What we drink is a matter of personal choice – some only drink tap water while others swear by the latest hydration product. How much we drink is also personal – some drink very little, while others gulp bottles at-a-time. The challenge with the latter choice is that most of us don’t know how much fluid our bodies really need to perform at their best.
The reality is beverages are not created equal. Make it personal so your body gets what it needs to perform.
On September 9th at our Caledon Gran Allenamento, 20 individuals will receive their personal hydration profile from the clinical team at Cleveland Clinic Canada. We will talk hydration level, sweat rate and a number of other quantifiers. You can still be one of the lucky 20 – just register here.
But in the mean-time, here is a sample of some of the data that will be included in the hydration information package that each of our guests will receive at the event.
Why Use Sports Drinks?
Sports drinks help replace fluids lost from exercise and they provide carbohydrates for energy. They also help replace electrolytes (e.g. sodium and potassium) lost through sweat. In addition, sodium stimulates thirst and fluid retention.

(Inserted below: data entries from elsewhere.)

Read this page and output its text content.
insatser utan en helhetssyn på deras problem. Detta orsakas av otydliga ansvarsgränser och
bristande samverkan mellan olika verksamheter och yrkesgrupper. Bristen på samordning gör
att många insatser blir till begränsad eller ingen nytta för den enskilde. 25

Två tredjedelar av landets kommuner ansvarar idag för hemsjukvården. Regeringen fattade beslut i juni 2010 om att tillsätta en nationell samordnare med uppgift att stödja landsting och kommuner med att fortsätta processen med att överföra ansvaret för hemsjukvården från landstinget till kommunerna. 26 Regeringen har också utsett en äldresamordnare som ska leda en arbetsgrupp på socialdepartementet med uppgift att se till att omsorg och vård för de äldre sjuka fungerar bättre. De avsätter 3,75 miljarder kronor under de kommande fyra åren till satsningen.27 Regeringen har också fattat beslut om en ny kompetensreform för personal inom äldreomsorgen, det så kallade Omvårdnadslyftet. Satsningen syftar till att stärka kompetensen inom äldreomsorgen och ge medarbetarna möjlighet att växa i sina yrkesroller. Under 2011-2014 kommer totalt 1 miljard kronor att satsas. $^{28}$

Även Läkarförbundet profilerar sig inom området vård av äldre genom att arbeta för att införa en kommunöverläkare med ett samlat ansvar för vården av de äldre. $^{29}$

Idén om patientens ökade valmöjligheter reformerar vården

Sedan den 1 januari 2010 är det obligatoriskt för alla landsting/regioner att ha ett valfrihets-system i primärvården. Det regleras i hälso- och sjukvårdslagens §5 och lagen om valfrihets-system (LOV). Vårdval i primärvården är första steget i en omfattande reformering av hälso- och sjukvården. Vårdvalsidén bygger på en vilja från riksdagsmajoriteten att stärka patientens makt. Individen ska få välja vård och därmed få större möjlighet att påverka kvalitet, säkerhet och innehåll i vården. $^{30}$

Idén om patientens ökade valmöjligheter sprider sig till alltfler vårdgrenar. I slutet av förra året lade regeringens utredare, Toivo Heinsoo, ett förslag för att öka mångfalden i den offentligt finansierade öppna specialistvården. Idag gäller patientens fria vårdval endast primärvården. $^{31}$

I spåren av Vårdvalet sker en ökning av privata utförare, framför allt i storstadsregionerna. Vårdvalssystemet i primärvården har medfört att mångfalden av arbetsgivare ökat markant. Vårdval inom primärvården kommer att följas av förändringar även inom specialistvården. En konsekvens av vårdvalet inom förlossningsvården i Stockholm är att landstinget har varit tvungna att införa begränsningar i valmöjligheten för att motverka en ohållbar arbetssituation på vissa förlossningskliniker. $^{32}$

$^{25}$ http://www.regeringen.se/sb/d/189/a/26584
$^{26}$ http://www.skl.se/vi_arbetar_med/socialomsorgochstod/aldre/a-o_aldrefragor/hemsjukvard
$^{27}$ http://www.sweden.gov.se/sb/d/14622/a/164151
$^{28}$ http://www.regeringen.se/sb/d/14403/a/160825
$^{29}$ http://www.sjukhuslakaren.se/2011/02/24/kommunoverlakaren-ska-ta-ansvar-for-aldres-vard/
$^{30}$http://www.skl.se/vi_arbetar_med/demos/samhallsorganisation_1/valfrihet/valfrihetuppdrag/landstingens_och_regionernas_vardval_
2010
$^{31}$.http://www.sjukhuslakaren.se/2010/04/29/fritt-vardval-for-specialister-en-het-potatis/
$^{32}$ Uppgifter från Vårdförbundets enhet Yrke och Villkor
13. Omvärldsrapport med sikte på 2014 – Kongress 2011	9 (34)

When Not to Use Sports Drinks:
- Exercise duration less than 60 minutes
- Random drinking not related to exercise
- Sipping throughout the day or as a drink with meals
How to Choose a Sports Drinks:
Carbohydrates (sugar): Ideal is 6% carbohydrates (6 g carbs/100 ml of drink). Higher carbohydrate content can lead to cramping or other gut issues due to slower absorption rates.
Electrolytes (sodium, potassium): Ideal is to closely match to the amount lost in sweat (see chart below). The addition of electrolytes can help reduce the risk of over-hydration (hyponatremia) and cramping.